In a recent study conducted by AdGear, Canadian advertising professionals were surveyed about their thoughts of managing media internal or with the help of media agencies. Notably, 82% of the ad professionals managed media buying in-house. This is because 66% saw better flexibility and control and 51% saw increased cost effectiveness from managing their ad spend internally.  The survey also asked about the benefits of building in-house expertise and better control over your own data.

This year, over 85% of retailers in North America say unified commerce, or the connecting of software that manages sales and fulfillment across multiple channels, is their top priority. The customer lifecycle is known for being a combination of a multitude of different platforms to get the customer from start to purchase.

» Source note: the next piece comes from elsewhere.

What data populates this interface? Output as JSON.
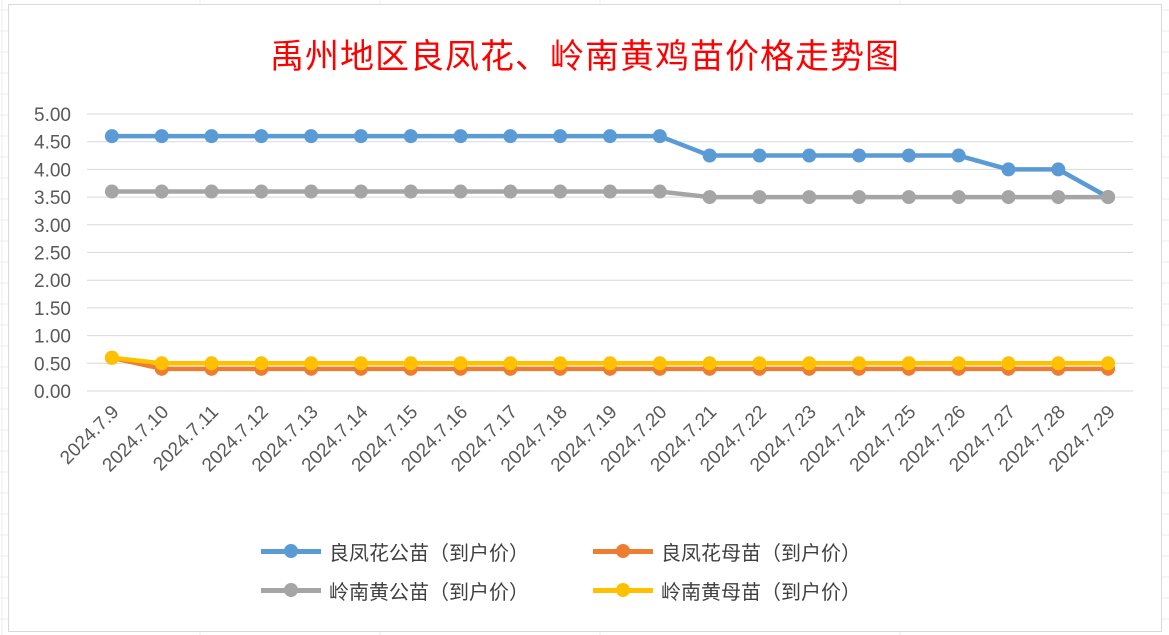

Unified commerce aims to tie together the customer experience together into one seamless journey, available on whatever device they find themselves, whenever they want to shop.

In its recent Q4 earnings release, LinkedIn announced once again a lift in ad revenue, both in the U.S. and globally. LinkedIn’s native advertising product, Sponsored Updates, has grown to half (52%) of the platforms total advertising business. This makes sense given 80% of sponsored updates are mobile and 57% of all LinkedIn traffic is on mobile. eMarketer estimated that LinkedIn had the fastest US mobile ad revenue growth rate of any company in 2015, at 170%.